WRITTEN BY REV. FR. MARTIN ANUSI
World Communications Day (WCD) is celebrated every year on the Sunday before the Pentecost Sunday.
It began in 1967, following the desire of the Second Vatican Council to see how the achievements of the communication media can best be used to promote gospel values. Thus, every year the Church chooses a theme for the celebration. With the theme she invites and encourages all to reflect on the opportunities and challenges communications media offer us in the light of the gospel message and human development.
Since its first celebration on Sunday, May 7, 1967, Pope Paul the sixth and his successors have continued to invite and encourage us to reflect on this essential and evolving culture of our time in order to help make the best use of it and minimize its wrong use.
This year’s celebration holds today. The theme chosen by the Holy Father, Pope Francis, for this year is “The Truth Will Set You Free”, (John Chapter 8, verse 32) Fake News and Journalism for Peace.
The Pope, in his message, reminds us that communicating is an essential part of God’s plan for us, God’s gift, through which we can express and experience all that is true, good, and beautiful about our lives, history, memory, and experiences. Communications, according to him, must be at the service of truth.
When this gift yields to human selfishness, the Pope warns, it could become instrument of deception, disinformation or false information, with a view to distort, deceive, and manipulate others, especially in the era of the fast-changing digital and technological systems. According to him, the spread of fake news is aided by the manipulative use of the social media, where the challenge of unmasking and eliminating fake news is partly difficult because “people interact in homogeneous digital environments impervious to differing perspectives and opinions.” This, he said, makes it difficult to confront the source of the information or to challenge it, and “risks turning people into unwilling accomplices in spreading biased and baseless ideas.”

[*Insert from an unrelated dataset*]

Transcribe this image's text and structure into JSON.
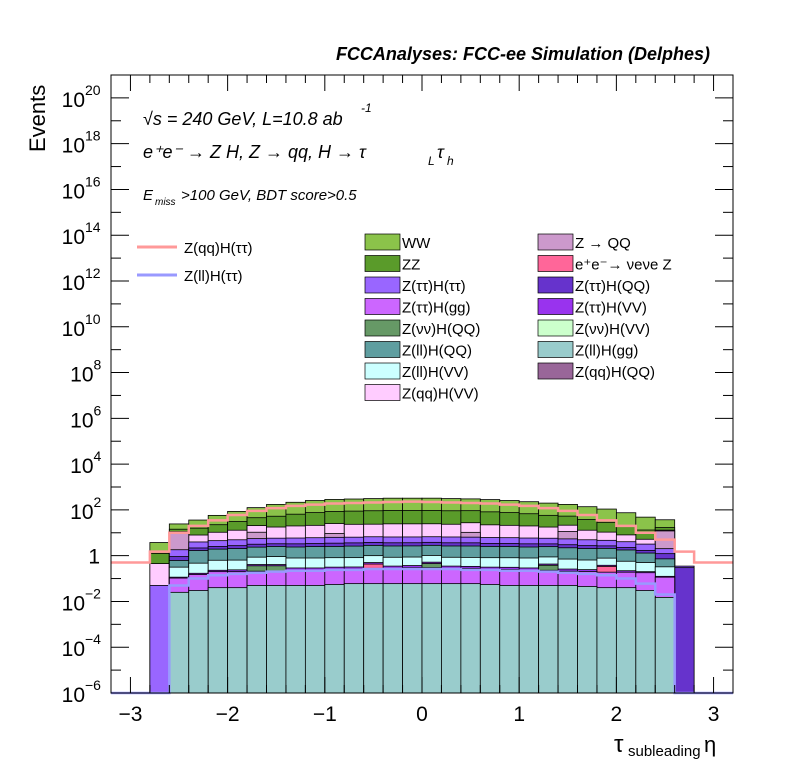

Countering falsehood is a vocation for everybody, the Pope said. He lauded wonderful efforts being made to create programmes of media education, to help people interpret and assess media information.
He also praised institutional and legal initiatives, as well as efforts by tech and media companies “in coming up with new criteria for verifying the personal identities concealed behind millions of digital profiles.” An antidote to the virus of falsehood, he said, is purification by the truth that sets us free.
In his message, the Catholic Bishop of Awka, Most Reverend Paulinus Ezeokafor, taking a cue from the pope, spoke on the theme: “They Ordered Them Not to Speak in the Name of Jesus” (Acts 5:40): Overcoming the Challenges to Our Communicating the Truth.
The Bishop said that, since Christ is the truth, communicating the truth means greater closeness to Christ, while distorting it means distancing ourselves from Him. To be messengers of truth, we must be able to face many obstacles to truth in our world of today, starting from those within us, the self, and the fear of external powers, inducements, and entanglements.
He challenged us to confront and defeat the power of selfishness. He said we can do this only if we become truly Christians by opening ourselves up to the powers of the Holy Spirit sent by Jesus whose resurrection gave us power over sin and falsehood.